Oleh sebab itu, lanjut juru bicara Partai Demokrat, Herzaky Mahendra Putra, Demokrat akan terus menyuarakan penolakan secara masif di ruang publik dan memberikan edukasi kepada publik mengenai ide yang tak sesuai dengan konstitusi itu. Sebab, gagasan itu mengkhianati amanah perjuangan reformasi dan merusak demokrasi. Demokrat tak ingin demokrasi dirampok oleh oligarki yang tak ingin lepas kekuasaannya.
”Kami mengajak koalisi masyarakat sipil, media, kalangan kampus, akademisi, intelektual, mahasiswa, dan elemen-elemen masyarakat lainnya untuk bergerak dan berjuang bersama, melawan kekuatan modal yang mencoba merusak negeri ini,” tuturnya.
Senada dengan Demokrat, juru bicara PKS, Ahmad Mabruri, mengatakan, PKS akan mengajak bicara akademisi melalui forum rektor dan pegiat demokrasi untuk terus menyuarakan penolakan gagasan penundaan pemilu dan perpanjangan masa jabatan presiden yang merupakan bentuk pengkhianatan terhadap reformasi 1998.
Kedua kelompok tersebut pernah memegang peran penting dalam mendorong reformasi 1998 sehingga perlu diajak kembali untuk mengawal jalannya reformasi.
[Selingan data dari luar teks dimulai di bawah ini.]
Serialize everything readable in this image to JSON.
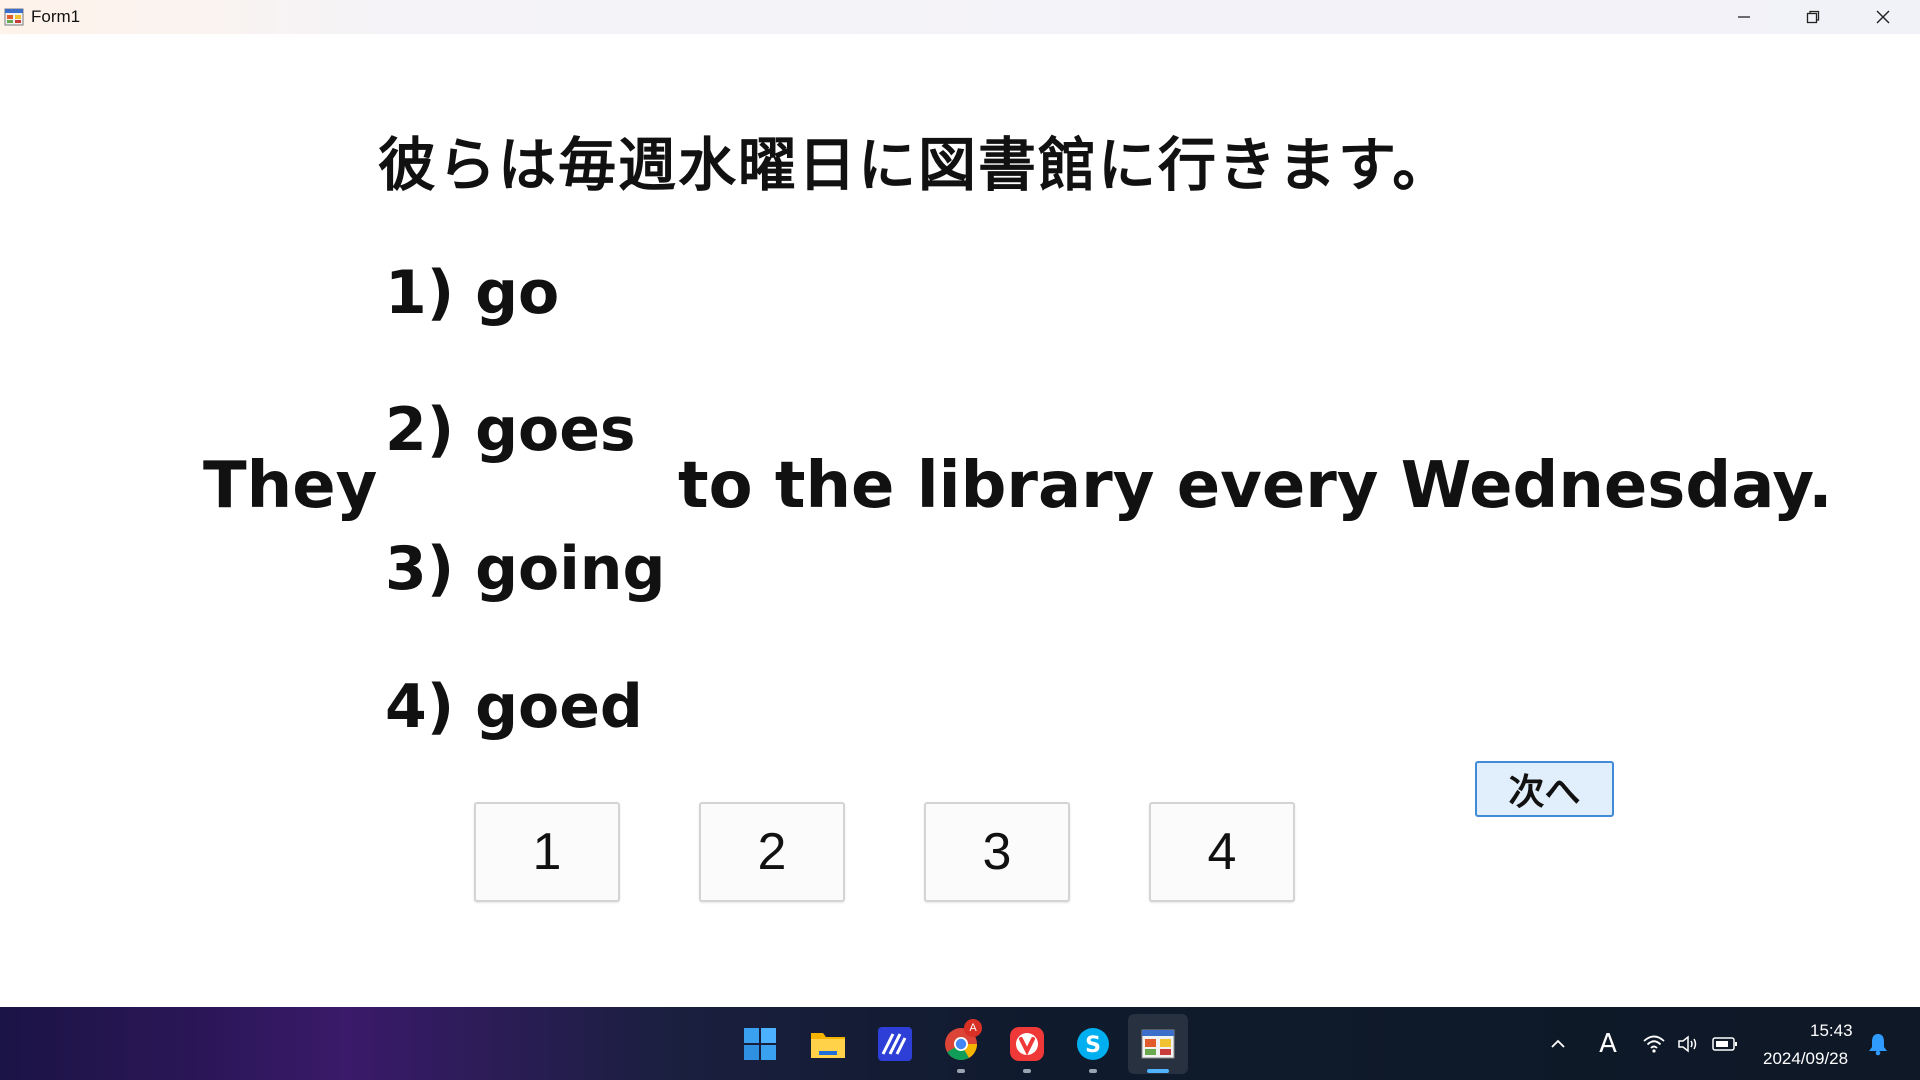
{
  "window": {
    "title": "Form1"
  },
  "question": {
    "japanese": "彼らは毎週水曜日に図書館に行きます。",
    "sentence_start": "They",
    "sentence_end": "to the library every Wednesday.",
    "options": [
      {
        "number": "1)",
        "text": "go"
      },
      {
        "number": "2)",
        "text": "goes"
      },
      {
        "number": "3)",
        "text": "going"
      },
      {
        "number": "4)",
        "text": "goed"
      }
    ]
  },
  "answer_buttons": [
    "1",
    "2",
    "3",
    "4"
  ],
  "next_button": "次へ",
  "taskbar": {
    "apps": [
      "start-icon",
      "file-explorer-icon",
      "app-a-icon",
      "chrome-icon",
      "vivaldi-icon",
      "skype-icon",
      "form-app-icon"
    ],
    "chrome_badge": "A",
    "ime_indicator": "A",
    "time": "15:43",
    "date": "2024/09/28"
  },
  "colors": {
    "next_button_border": "#3f8bd8",
    "next_button_bg": "#e1eefb",
    "taskbar_active": "#4fb3ff"
  }
}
Solusi ini dipandang efektif agar isu tidak membuat masyarakat menjadi ribut dan turun ke jalan karena bisa mengacaukan demokrasi yang sudah dibangun sejak lama.
PKS akan mengajak bicara akademisi melalui forum rektor dan pegiat demokrasi untuk terus menyuarakan penolakan gagasan penundaan pemilu dan perpanjangan masa jabatan presiden yang merupakan bentuk pengkhianatan terhadap reformasi 1998.
”Kami tidak mau mengulangi kejadian di masa Orde Baru di mana kekuasaan makin lama tidak terkontrol dan bisa mengooptasi sumber daya di lembaga-lembaga,” ujarnya.
Sementara itu, meskipun mengusulkan penundaan Pemilu 2024, Ketua Umum Partai Kebangkitan Bangsa Muhaimin Iskandar tetap melanjutkan safari politiknya menuju Pilpres 2024. Pada Sabtu, Muhaimin memberikan pengarahan pada acara bertajuk ”Bimbingan Teknis Fraksi PKB dan DPC PKB se-Jawa Barat”. Acara ini diikuti anggota DPRD dari PKB dan ketua serta sekretaris DPC PKB se-Jabar.
Acara kemudian dilanjutkan dengan peluncuran 50 kendaraan Maju Bersama (Mabes) Rakyat Mobile, deklarasi dukungan santri se-Cirebon kepada Muhaimin sebagai capres di Pesantren Babakan Ciwaringin, silaturahmi bersama para habib dan kiai Cirebon di Pondok Pesantren Jagasatru, serta silaturahmi ke Ponpes Buntet di Ponpes Buntet.
”Kita harus hitung dua tahun persis akan ada kompetisi pemilu kecuali takdir berkata lain kira-kira mundur beneran atau tidak,” ujarnya saat memberikan pengarahan pada acara Bimtek Fraksi PKB dan DPC PKB Se-Jawa Barat serta Orasi Politik Gus Muhaimin bertajuk Politik Kesejahteraan dan Kebahagiaan.
Muhaimin menilai, gairah politik kader PKB sejak sebulan terakhir sangat luar biasa. Deklarasi dukungan pencapresan dilakukan di sejumlah daerah dan elemen masyarakat se-Indonesia. ”Ini sejak Februari ini luar biasa. Kalau survei Kompas Januari kita belum masuk, moga-moga dengan geliat ini di semua kabupaten/kota dilakukan kegiatan pendekatan masyarakat ini modal besar kita menghadapi pemilu dua tahun lagi, kecuali kalau diundur,” katanya.